In contrast, when the MIIP protein is missing or scarce, a complex chain of signals (STING-NFκB2-IL10 axis) is activated that completely reverses the situation. Tumour cells start producing substances that 'numb' the immune response and turn macrophages into powerful allies of the disease. Hence, a vicious circle is triggered: the more the tumour grows, the more it strengthens its self-protection system, thus becoming increasingly difficult to target.

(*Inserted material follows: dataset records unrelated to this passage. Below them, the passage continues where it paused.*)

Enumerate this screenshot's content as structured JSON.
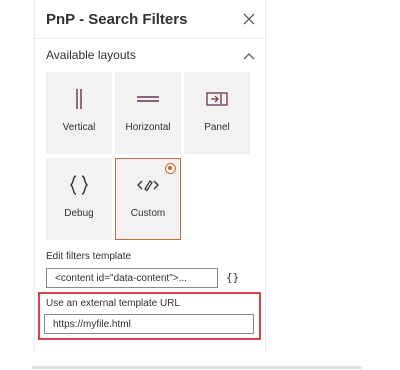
{
  "panel": {
    "title": "PnP - Search Filters"
  },
  "section": {
    "title": "Available layouts"
  },
  "layouts": [
    {
      "label": "Vertical",
      "icon": "vertical-layout-icon",
      "selected": false
    },
    {
      "label": "Horizontal",
      "icon": "horizontal-layout-icon",
      "selected": false
    },
    {
      "label": "Panel",
      "icon": "panel-layout-icon",
      "selected": false
    },
    {
      "label": "Debug",
      "icon": "braces-icon",
      "selected": false
    },
    {
      "label": "Custom",
      "icon": "custom-code-icon",
      "selected": true
    }
  ],
  "edit_template": {
    "label": "Edit filters template",
    "value": "<content id=\"data-content\">...",
    "button": "{}"
  },
  "external_template": {
    "label": "Use an external template URL",
    "value": "https://myfile.html"
  },
  "colors": {
    "accent": "#d4602d",
    "tile_background": "#f3f2f1",
    "highlight": "#d9434b",
    "tile_icon": "#6b2f52"
  }
}
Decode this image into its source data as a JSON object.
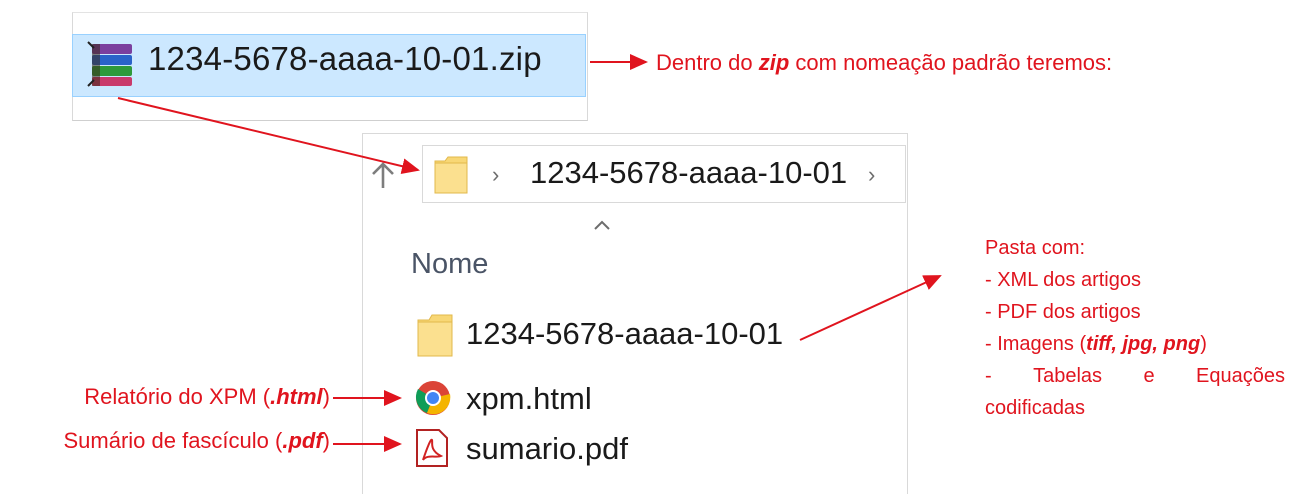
{
  "zip": {
    "filename": "1234-5678-aaaa-10-01.zip",
    "icon": "winrar-archive-icon"
  },
  "annotations": {
    "zip_note_prefix": "Dentro do ",
    "zip_note_emph": "zip",
    "zip_note_suffix": " com nomeação padrão teremos:",
    "folder_note_title": "Pasta com:",
    "folder_note_items": [
      "- XML dos artigos",
      "- PDF dos artigos"
    ],
    "folder_note_images_prefix": "- Imagens (",
    "folder_note_images_emph": "tiff, jpg, png",
    "folder_note_images_suffix": ")",
    "folder_note_tables_words": [
      "-",
      "Tabelas",
      "e",
      "Equações"
    ],
    "folder_note_tables_line2": "codificadas",
    "xpm_note_prefix": "Relatório do XPM (",
    "xpm_note_emph": ".html",
    "xpm_note_suffix": ")",
    "sumario_note_prefix": "Sumário de fascículo (",
    "sumario_note_emph": ".pdf",
    "sumario_note_suffix": ")",
    "color": "#e0141e"
  },
  "explorer": {
    "up_icon": "up-arrow-icon",
    "breadcrumb": {
      "folder_icon": "folder-icon",
      "current": "1234-5678-aaaa-10-01"
    },
    "column_header": "Nome",
    "files": [
      {
        "name": "1234-5678-aaaa-10-01",
        "icon": "folder-icon"
      },
      {
        "name": "xpm.html",
        "icon": "chrome-icon"
      },
      {
        "name": "sumario.pdf",
        "icon": "pdf-icon"
      }
    ]
  }
}
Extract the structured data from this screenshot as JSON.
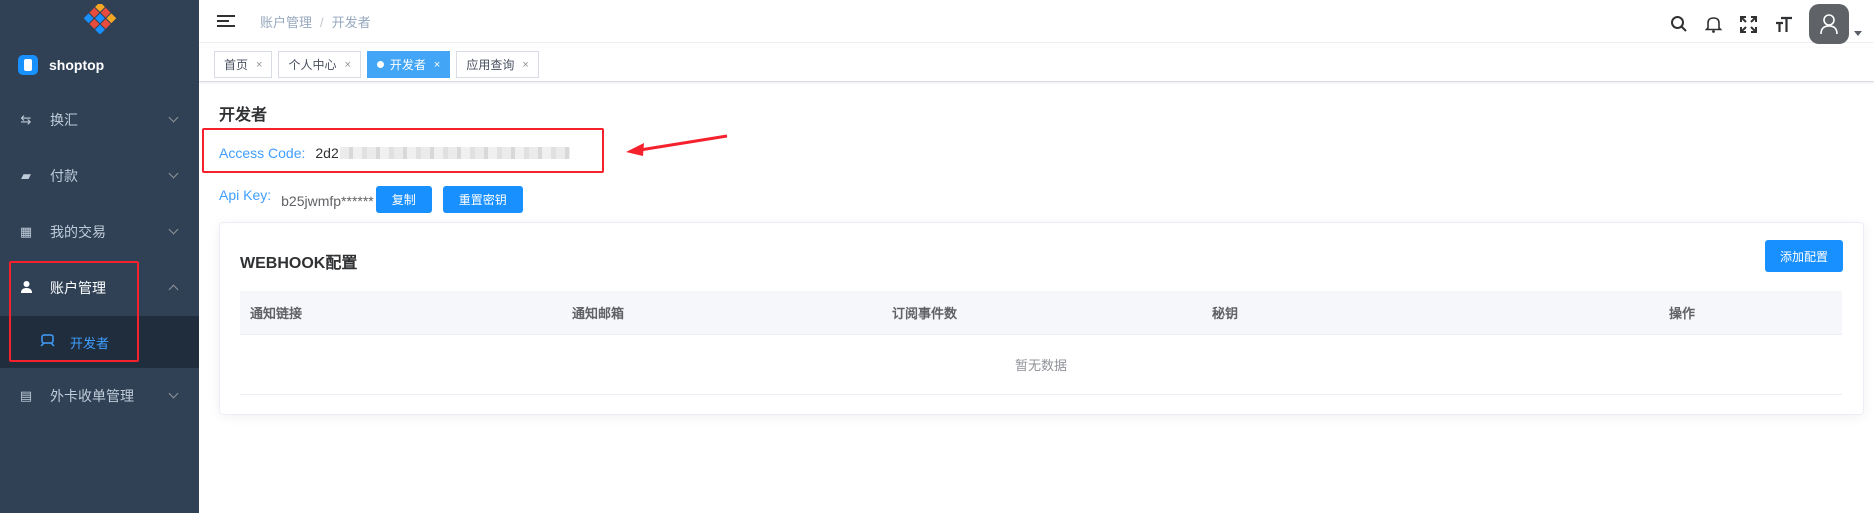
{
  "sidebar": {
    "brand": "shoptop",
    "items": [
      {
        "label": "换汇",
        "icon": "exchange-icon"
      },
      {
        "label": "付款",
        "icon": "payment-icon"
      },
      {
        "label": "我的交易",
        "icon": "grid-icon"
      },
      {
        "label": "账户管理",
        "icon": "user-icon"
      },
      {
        "label": "开发者",
        "icon": "developer-icon"
      },
      {
        "label": "外卡收单管理",
        "icon": "document-icon"
      }
    ]
  },
  "breadcrumb": {
    "parent": "账户管理",
    "current": "开发者",
    "separator": "/"
  },
  "tags": [
    {
      "label": "首页"
    },
    {
      "label": "个人中心"
    },
    {
      "label": "开发者"
    },
    {
      "label": "应用查询"
    }
  ],
  "tag_close": "×",
  "main": {
    "title": "开发者",
    "access_code_label": "Access Code:",
    "access_code_value": "2d2",
    "api_key_label": "Api Key:",
    "api_key_value": "b25jwmfp******",
    "copy_button": "复制",
    "reset_button": "重置密钥"
  },
  "webhook": {
    "title": "WEBHOOK配置",
    "add_button": "添加配置",
    "columns": [
      "通知链接",
      "通知邮箱",
      "订阅事件数",
      "秘钥",
      "操作"
    ],
    "empty_text": "暂无数据"
  },
  "colors": {
    "sidebar_bg": "#304156",
    "primary": "#1890ff",
    "active_tag": "#42a5f5",
    "highlight": "#f5222d"
  }
}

The outcome of the experimental models

And this is not just theory. In experimental models, increasing MIIP means less tumour volume, fewer metastases and a less favourable immune environment for cancer development. And one small detail has raised the researchers' antennae: by intervening in one of the key steps of this circuit, the STING signal, it is even possible to reverse the process. Translated into practice, this means that, at least in theory, it would be possible to turn a tumour 'invisible' to the immune system into a clear and therefore attackable target.

It is this passage (and the great hope) that makes this discovery so much more than good laboratory news. Today, one of the great challenges in oncology is precisely this: many colon tumours do not respond to immunotherapy, which has revolutionised the natural history and prognosis of other tumour types. And this is because many of these tumours are 'cold' (unable to activate an effective anti-tumour immune response) and therefore unresponsive to immunotherapy. Understanding how to 'warm' them up is one of the keys to the future of treatment.

New therapeutic perspectives

And MIIP could be a valuable tool in this regard. Not only as an 'enhancer' of immunotherapy, but also as a biomarker to understand which patients are more likely to respond to certain therapies. Which means, fewer empty treatment attempts and more tailored and effective therapies.

In short, this discovery opens up new possibilities for precision immunotherapy of colorectal cancer, but also opens up broader perspectives. It is also a conceptual revolution: it is no longer just a question of destroying the tumour, but of rewriting the rules of the environment in which it develops (the tumour microenvironment) and remodelling the behaviour of the immune cells.

MIIP could in fact deprive cancer of its internal accomplices, the 'hacked' immune system cells. Because in this case the problem is not only the enemy, but also and above all those who are helping it, without even knowing it.